Install msProbe by referring to msProbe Installation Guide.

Constraints

  • Only the MindSpore framework is supported.
  • When the msProbe data collection function is used, if level is set to L2, operator data at the kernel level is collected. This is supported only on the Ascend NPU platform.

Usage Example

  1. Configuration file

    When kernel dump is used, the list parameter in the config.json file must be set to an API name. Currently, kernel dump can collect data of only one API in each step. The API naming format is {api_type}.{api_name}.{Number of API calls}.{forward/backward}. For details, see the API name in dump.json.

    {
        "task": "tensor",
        "dump_path": "/home/data_dump",
        "level": "L2",
        "rank": [],
        "step": [],
        "tensor": {
            "scope": [],
            "list": ["Functional.linear.0.backward"]
        }
    }
    
  2. Model script

    Configure the tool enablement code in the model script by referring to "Creating a Model Script" in [Quick Start] (mindspore_dump_quick_start.md).

  3. Training script execution

    Run the following command to execute the training script:

    python train.py
    
  4. Output description

    If the API kernel-level data collection is successful, the following information is displayed:

    The kernel data of {api_name} is dumped successfully.
    

    Note: If no data is generated after the preceding information is printed, rectify the fault by referring to FAQs.

    If the kernel dump encounters an unsupported API, the following information is displayed:

    The kernel dump does not support the {api_name} API.
    

    {api_name} indicates the name of the API where the overflow/underflow was observed.

Dump Result File

After kernel dump data is successfully collected, the following files are generated in the specified dump_path directory:

├── /home/data_dump/
│   ├── step0
│ │ ├── 20241201103000        # Date and time format, indicating 10:30:00, 2024-12-01.
│   │   │   ├── 0             # Device ID
│   │   │   │   ├──{op_type}.{op_name}.{task_id}.{stream_id}.{timestamp}    # Kernel-layer operator data
│   │   │  ...
│   │   ├── kernel_config_{device_id}.json    # Intermediate file generated during kernel dump API call.

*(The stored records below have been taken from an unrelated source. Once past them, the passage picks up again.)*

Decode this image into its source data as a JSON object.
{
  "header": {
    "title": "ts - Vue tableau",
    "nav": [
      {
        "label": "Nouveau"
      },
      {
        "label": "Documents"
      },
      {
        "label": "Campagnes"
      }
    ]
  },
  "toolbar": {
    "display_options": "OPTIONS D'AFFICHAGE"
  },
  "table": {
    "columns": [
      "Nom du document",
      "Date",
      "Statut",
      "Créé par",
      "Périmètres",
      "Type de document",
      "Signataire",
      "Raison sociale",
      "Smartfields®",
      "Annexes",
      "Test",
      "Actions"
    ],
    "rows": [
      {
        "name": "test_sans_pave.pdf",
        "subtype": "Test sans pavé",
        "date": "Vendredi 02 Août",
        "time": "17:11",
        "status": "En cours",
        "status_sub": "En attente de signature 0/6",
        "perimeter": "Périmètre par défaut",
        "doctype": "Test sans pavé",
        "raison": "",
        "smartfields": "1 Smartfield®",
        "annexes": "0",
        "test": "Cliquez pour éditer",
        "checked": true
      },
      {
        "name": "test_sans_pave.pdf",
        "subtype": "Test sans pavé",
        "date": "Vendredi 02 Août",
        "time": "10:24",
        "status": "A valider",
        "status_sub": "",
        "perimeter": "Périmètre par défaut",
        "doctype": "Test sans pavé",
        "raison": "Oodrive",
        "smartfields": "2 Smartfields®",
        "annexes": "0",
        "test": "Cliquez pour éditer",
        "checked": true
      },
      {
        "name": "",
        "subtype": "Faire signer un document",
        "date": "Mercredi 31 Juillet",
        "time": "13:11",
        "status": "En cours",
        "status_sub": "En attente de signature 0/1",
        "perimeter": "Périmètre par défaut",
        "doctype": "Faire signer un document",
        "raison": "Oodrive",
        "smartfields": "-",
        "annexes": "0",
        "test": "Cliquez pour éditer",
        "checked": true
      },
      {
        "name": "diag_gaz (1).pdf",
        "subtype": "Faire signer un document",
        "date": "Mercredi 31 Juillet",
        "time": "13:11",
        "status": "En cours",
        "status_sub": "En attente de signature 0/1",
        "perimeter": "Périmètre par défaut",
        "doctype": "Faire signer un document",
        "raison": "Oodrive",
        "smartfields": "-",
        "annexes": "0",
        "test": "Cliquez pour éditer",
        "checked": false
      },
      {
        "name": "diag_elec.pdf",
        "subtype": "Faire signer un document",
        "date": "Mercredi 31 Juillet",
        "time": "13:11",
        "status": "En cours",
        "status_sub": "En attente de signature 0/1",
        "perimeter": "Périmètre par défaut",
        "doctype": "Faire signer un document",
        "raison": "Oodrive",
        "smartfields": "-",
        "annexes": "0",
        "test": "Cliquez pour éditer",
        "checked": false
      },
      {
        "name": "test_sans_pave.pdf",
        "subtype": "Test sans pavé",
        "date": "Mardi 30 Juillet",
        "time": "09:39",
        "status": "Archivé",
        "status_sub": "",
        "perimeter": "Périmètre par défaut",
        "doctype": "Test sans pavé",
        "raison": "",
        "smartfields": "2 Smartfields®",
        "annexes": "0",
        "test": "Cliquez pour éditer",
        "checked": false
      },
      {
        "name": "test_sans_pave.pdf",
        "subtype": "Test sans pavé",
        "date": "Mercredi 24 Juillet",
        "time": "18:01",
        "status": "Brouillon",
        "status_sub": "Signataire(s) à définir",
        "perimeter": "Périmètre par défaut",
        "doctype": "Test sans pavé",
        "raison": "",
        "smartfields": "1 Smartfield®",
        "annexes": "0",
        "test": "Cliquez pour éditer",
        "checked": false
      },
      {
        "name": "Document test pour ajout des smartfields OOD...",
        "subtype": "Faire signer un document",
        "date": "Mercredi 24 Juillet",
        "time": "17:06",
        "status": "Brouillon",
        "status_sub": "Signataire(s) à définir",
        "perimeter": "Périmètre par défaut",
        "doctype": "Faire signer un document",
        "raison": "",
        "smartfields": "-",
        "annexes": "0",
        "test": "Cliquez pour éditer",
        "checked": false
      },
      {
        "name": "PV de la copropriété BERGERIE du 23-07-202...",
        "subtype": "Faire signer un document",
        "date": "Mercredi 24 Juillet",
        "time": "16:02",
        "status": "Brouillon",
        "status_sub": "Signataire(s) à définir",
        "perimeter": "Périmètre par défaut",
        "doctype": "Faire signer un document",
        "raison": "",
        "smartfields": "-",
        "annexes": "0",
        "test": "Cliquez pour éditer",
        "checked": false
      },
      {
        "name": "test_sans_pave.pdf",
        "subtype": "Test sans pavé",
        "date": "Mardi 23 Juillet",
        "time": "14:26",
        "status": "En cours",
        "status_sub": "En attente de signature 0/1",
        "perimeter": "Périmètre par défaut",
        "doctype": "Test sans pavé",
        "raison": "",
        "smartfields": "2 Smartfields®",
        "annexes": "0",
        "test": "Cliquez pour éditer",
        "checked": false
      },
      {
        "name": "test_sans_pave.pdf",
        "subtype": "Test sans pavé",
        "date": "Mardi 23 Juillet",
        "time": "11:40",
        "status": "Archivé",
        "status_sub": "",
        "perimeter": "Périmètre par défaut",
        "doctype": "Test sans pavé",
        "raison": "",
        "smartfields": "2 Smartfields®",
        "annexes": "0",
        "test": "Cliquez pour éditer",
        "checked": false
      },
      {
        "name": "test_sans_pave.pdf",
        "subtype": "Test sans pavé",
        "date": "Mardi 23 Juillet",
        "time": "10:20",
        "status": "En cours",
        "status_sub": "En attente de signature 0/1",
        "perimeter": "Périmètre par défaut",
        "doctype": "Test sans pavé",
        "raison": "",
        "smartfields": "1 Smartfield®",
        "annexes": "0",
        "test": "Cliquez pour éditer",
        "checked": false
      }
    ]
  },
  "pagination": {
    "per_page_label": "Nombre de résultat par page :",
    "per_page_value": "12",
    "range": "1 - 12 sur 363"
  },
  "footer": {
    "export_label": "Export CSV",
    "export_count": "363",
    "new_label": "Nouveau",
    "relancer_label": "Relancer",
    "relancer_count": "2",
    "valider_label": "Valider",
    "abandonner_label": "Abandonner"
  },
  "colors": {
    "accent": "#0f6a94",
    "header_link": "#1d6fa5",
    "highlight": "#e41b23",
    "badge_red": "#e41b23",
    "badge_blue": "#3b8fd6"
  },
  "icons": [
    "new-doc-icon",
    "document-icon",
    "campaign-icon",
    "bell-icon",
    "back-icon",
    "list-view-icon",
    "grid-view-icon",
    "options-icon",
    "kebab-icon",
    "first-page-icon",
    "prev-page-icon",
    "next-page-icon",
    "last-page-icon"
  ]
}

Generally, you do not need to pay attention to it.
│   │  ...     
│   ├── step1
│  ...

FAQs

Q: Why is the collection result file empty?

A: Perform the following steps:

Check whether the tool usage, configuration file content, and API name format in list are correct. Check whether the API is running on the Ascend NPU. If the API is running on other devices, no kernel-level data exists.